Bethlehem Park
by Daniel Kaczmarek

The boy you were swam the lake down shore from the steel plant where your father worked.  No mind to the film, like mica, on the water’s surface, the belly-up fish on the beach.  You did the back float all summer while your father took lunch breaks, fed Alka-Seltzer to the seagulls swarming the bank.  They’ll eat anything he joked once before sitting silent at the dinner table.  Your father swigged Schmitt’s and spent weekends cleaning the soot off the vinyl siding with a garden hose.   You spent nights watching the flame atop a smokestack pulse like a heartbeat.

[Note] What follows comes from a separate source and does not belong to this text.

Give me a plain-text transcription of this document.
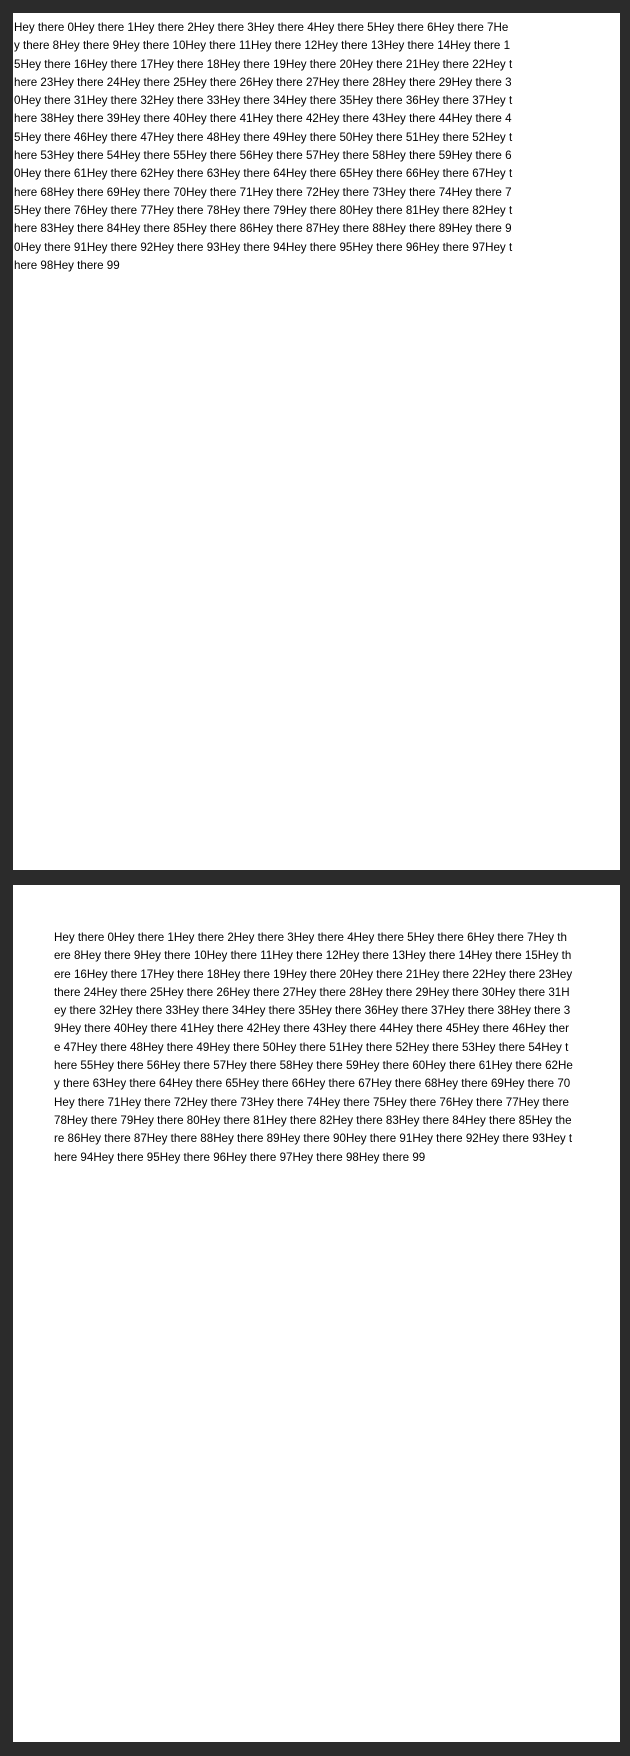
Hey there 0Hey there 1Hey there 2Hey there 3Hey there 4Hey there 5Hey there 6Hey there 7Hey there 8Hey there 9Hey there 10Hey there 11Hey there 12Hey there 13Hey there 14Hey there 15Hey there 16Hey there 17Hey there 18Hey there 19Hey there 20Hey there 21Hey there 22Hey there 23Hey there 24Hey there 25Hey there 26Hey there 27Hey there 28Hey there 29Hey there 30Hey there 31Hey there 32Hey there 33Hey there 34Hey there 35Hey there 36Hey there 37Hey there 38Hey there 39Hey there 40Hey there 41Hey there 42Hey there 43Hey there 44Hey there 45Hey there 46Hey there 47Hey there 48Hey there 49Hey there 50Hey there 51Hey there 52Hey there 53Hey there 54Hey there 55Hey there 56Hey there 57Hey there 58Hey there 59Hey there 60Hey there 61Hey there 62Hey there 63Hey there 64Hey there 65Hey there 66Hey there 67Hey there 68Hey there 69Hey there 70Hey there 71Hey there 72Hey there 73Hey there 74Hey there 75Hey there 76Hey there 77Hey there 78Hey there 79Hey there 80Hey there 81Hey there 82Hey there 83Hey there 84Hey there 85Hey there 86Hey there 87Hey there 88Hey there 89Hey there 90Hey there 91Hey there 92Hey there 93Hey there 94Hey there 95Hey there 96Hey there 97Hey there 98Hey there 99
Hey there 0Hey there 1Hey there 2Hey there 3Hey there 4Hey there 5Hey there 6Hey there 7Hey there 8Hey there 9Hey there 10Hey there 11Hey there 12Hey there 13Hey there 14Hey there 15Hey there 16Hey there 17Hey there 18Hey there 19Hey there 20Hey there 21Hey there 22Hey there 23Hey there 24Hey there 25Hey there 26Hey there 27Hey there 28Hey there 29Hey there 30Hey there 31Hey there 32Hey there 33Hey there 34Hey there 35Hey there 36Hey there 37Hey there 38Hey there 39Hey there 40Hey there 41Hey there 42Hey there 43Hey there 44Hey there 45Hey there 46Hey there 47Hey there 48Hey there 49Hey there 50Hey there 51Hey there 52Hey there 53Hey there 54Hey there 55Hey there 56Hey there 57Hey there 58Hey there 59Hey there 60Hey there 61Hey there 62Hey there 63Hey there 64Hey there 65Hey there 66Hey there 67Hey there 68Hey there 69Hey there 70Hey there 71Hey there 72Hey there 73Hey there 74Hey there 75Hey there 76Hey there 77Hey there 78Hey there 79Hey there 80Hey there 81Hey there 82Hey there 83Hey there 84Hey there 85Hey there 86Hey there 87Hey there 88Hey there 89Hey there 90Hey there 91Hey there 92Hey there 93Hey there 94Hey there 95Hey there 96Hey there 97Hey there 98Hey there 99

The man you are is still cleaning the shutters, long after the stacks gave way to rust, the coke dust clinging to the house like the ghost of your father.  The Plant across the street is a field now, weeds leaching the black dirt.  You sit on the porch as cars drive by, hypnotized by the new mills whipping the wind in the distance.  Your son counts their red lights like fireflies along the shoreline, while Lake Erie exhales down Route 5.

 

 


 

Daniel Kaczmarek is a native of Buffalo, NY where he currently teaches and writes.  His previous work has appeared in The Madison Review, nibble, and the anthology “Click of Time: Reflections on the Digital Age.”